Why People Call Morrissey A Twat

I came to this audiobook not knowing very much about Morrissey except what I had interpreted from his music.
The first section of the book was fascinating, his childhood, schooldays and I particularly enjoyed the story of how Morrissey began to fall in love with music and the music that inspired him to become a singer. The writing is heartfelt, warm and leads you into a possibly premature fondness for the guy.
The Story of the Smiths formation and career though is terribly underdone. You would imagine The Smiths period of his life would take quite some time to detail but it is almost casually slapped down - a collection of random anecdotes which make no linear sense and give improper credit to the legacy of the band and its place as a stepping stone into his solo work. At this point in the book, Morrissey does goes to some effort to almost fondly credit the other members of the Smiths for their various contributions to the music, despite the acrimonious issues that were to follow after the breakup of the band.

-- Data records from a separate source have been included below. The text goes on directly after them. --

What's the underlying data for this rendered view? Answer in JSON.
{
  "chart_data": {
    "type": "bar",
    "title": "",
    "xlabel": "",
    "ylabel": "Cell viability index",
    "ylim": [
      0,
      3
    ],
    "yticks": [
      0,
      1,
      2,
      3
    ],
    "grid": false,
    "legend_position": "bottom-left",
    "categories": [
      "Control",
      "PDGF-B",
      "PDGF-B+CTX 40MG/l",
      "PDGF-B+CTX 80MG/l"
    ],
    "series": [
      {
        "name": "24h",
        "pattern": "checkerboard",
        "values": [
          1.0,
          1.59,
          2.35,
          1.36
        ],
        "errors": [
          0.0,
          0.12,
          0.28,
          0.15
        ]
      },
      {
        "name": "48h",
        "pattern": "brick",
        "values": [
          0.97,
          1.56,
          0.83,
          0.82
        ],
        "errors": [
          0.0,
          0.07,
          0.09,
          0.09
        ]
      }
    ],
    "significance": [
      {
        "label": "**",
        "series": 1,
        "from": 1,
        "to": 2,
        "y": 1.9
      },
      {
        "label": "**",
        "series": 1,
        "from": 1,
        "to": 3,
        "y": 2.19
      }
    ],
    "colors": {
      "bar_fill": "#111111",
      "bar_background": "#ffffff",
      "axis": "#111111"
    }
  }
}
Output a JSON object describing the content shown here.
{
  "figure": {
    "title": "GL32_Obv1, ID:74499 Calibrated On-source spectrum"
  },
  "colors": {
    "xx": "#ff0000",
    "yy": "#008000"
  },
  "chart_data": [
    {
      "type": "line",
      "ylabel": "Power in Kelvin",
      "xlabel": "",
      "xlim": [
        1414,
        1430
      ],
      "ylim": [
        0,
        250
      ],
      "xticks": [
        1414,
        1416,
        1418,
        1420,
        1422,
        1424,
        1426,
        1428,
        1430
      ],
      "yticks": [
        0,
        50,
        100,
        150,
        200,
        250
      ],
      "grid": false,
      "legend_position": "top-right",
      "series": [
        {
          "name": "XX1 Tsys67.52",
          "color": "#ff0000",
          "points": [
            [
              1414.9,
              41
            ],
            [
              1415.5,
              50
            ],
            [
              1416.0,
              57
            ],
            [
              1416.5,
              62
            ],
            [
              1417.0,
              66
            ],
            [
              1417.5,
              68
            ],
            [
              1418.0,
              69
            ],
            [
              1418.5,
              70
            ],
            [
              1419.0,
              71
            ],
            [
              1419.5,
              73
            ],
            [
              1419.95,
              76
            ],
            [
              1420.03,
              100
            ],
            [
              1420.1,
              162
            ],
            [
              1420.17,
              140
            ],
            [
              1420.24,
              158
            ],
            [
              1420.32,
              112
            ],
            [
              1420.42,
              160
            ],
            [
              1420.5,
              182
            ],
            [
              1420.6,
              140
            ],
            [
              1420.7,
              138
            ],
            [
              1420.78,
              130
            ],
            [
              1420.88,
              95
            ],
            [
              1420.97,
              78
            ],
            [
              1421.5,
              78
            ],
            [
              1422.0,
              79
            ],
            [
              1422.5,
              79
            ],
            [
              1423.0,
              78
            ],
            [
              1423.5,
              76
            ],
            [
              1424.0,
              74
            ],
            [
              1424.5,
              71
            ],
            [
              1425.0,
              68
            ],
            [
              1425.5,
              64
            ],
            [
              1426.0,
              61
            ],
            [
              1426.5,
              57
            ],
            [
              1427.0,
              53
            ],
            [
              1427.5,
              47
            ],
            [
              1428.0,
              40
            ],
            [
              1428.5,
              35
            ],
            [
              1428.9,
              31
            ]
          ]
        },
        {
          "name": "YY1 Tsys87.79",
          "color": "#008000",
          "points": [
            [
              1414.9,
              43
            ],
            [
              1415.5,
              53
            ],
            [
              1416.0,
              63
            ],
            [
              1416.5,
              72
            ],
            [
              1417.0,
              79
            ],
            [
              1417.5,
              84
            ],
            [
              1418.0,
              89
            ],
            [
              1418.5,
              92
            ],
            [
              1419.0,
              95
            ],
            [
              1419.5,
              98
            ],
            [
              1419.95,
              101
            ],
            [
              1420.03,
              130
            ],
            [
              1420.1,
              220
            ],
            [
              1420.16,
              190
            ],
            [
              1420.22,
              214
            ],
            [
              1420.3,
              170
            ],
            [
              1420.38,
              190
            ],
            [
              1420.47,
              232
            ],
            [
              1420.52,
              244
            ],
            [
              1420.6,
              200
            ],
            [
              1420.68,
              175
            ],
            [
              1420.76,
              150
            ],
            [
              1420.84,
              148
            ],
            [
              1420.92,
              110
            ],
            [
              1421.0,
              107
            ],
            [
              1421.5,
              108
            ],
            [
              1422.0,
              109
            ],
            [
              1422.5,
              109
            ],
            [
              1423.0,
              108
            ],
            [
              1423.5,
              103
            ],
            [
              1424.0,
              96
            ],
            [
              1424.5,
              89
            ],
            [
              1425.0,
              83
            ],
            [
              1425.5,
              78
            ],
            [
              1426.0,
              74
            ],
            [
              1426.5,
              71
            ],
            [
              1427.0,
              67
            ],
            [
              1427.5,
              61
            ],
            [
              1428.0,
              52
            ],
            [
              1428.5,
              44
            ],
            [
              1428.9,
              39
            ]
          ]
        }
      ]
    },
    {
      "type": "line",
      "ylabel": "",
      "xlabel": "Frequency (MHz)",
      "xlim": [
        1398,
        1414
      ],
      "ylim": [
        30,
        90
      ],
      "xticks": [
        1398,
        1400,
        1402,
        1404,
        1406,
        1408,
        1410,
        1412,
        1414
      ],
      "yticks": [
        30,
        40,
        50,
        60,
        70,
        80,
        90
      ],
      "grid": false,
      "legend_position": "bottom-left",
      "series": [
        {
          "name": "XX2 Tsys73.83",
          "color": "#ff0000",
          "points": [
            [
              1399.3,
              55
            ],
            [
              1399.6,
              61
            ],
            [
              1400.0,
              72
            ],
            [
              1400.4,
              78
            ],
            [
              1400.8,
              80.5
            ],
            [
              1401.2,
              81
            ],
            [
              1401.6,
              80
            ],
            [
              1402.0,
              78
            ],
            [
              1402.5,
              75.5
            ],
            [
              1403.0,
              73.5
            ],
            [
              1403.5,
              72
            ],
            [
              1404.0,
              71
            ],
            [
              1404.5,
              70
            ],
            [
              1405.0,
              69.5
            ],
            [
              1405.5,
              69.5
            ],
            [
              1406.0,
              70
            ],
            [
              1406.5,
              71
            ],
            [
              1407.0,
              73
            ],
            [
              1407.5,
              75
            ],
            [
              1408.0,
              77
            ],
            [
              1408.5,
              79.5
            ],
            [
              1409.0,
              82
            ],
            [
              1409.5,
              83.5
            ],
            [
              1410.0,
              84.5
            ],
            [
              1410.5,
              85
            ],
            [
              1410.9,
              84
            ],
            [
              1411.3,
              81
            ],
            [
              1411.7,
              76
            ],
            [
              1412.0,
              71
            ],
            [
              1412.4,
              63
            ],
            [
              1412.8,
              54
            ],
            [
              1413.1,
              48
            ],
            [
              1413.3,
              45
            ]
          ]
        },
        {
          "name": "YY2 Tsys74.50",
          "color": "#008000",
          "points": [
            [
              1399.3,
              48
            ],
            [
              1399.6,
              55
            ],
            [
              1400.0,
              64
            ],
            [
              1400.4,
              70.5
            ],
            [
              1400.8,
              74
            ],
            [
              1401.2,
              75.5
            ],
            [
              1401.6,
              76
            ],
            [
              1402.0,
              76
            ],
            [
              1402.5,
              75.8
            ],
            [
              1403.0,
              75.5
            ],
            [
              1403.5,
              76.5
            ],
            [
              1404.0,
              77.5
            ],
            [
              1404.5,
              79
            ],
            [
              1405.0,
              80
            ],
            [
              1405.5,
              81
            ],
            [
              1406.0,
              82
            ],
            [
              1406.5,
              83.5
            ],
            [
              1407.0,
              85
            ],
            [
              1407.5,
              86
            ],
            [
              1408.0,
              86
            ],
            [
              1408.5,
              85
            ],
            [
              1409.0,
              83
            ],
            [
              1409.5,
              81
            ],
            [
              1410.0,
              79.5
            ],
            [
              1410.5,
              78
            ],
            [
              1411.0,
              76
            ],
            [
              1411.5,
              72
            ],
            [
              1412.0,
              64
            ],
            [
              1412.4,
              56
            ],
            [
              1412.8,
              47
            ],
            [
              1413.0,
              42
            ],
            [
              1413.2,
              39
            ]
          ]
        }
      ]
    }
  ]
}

What follows after the "story of the Smiths" is confusing though. The book continues as a random collection of anecdotes and characters weaving in and out of and between his long lines of solo albums. That's not to say there is nothing of value in the content, but again there does not seem to be any linear sense to things - he will start talking about people who weren't introduced to the reader properly and random events take on an importance which they shouldn't have. e.g a long and completely unnecessary ghost story!
After this there is a long, long section detailing Morrissey's side of the famous court case brought about by the Smith's drummer. This was actually quite fascinating (as is Morrissey's view from inside the insidious world of the business of music) and as a musician myself, I can certainly sympathise with his despair at how horrible the people in the music business can be.
While the book up to this point had certainly had its faults, it was nevertheless an entertaining and sometimes fascinating listen. Despite Morrissey's notoriety, I discovered nothing that had made me think less of him.
It is the final part of the book however that will have Morrissey haters licking their lips, and I have to say he gives them plenty of ammunition! The final section of this book seems to be written by someone either blissfully unaware or uncaring of how he comes across. Written almost as a travelogue, the book becomes quite literally a long and boring list of cities he performs in and how he, the apparently magnificent and heroic artist journeys the world in a rapturous travelling communion with his fans. It goes on for so long and just becomes so absurd in its world weary grandioseness that you find the words "what a twat" unconsciously leave your mouth several times through the telling.
Its an odd feeling to end the book with as it is really hard to erase the bad taste in your mouth from the final section of the book. Of course, it wouldn't be Morrissey without the melodrama, but for this reviewer, I'll settle for the melodrama in his songs - its more palatable.